Weekend Reads: Colorism, Hollywood, And Being A Single Mother

    Our special guest this week is BuzzFeed UK’s deputy news editor, Elizabeth Pears, talking about some of her favorite stories she’s read recently.

    “They woke up that way. Went to bed that way. Sometimes we spotted them in public. They stood out among the dark black faces like beautiful red hibiscus flowers among weeds,” recalls Nicole Dennis-Benn in a beautifully written essay on the toxicity of colorism for Elle. She’s describing the Jamaican beauty queens whose lighter complexions cast a shadow over the self-esteem of young women on a Caribbean island recovering from the side-effects of slavery and colonialism.

    My favorite reads are those that tell the surprising story behind the familiar. In this piece for CNN Thomas Page lifts the mask of Alien and sheds light on the unknown British-Nigerian actor who embodied the cult character.
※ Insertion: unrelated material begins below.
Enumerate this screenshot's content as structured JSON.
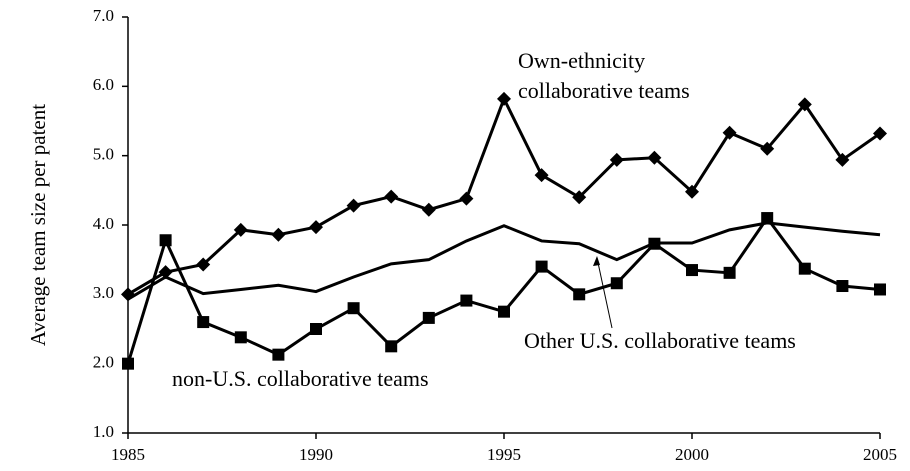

That a black man, Bolaji Badejo, played such an integral role in a Hollywood classic was eye-opening and is all the more poignant as the debate over the industry's race problem rages on.

    DJ Sian Anderson challenges the idea that there’s a “right” way to be a mother for Noisey. Anderson describes how she juggles a demanding media career with being a young single mother. It will strike a chord with a generation who were told they could have it all. “I kept telling myself that I was different, that I’d already broken the stereotype of young, black, college dropout girls from South East London,” she says, “but, deep down, I wasn’t so sure. For the first time in a long time, I doubted myself.” Do read the rest of her honest account.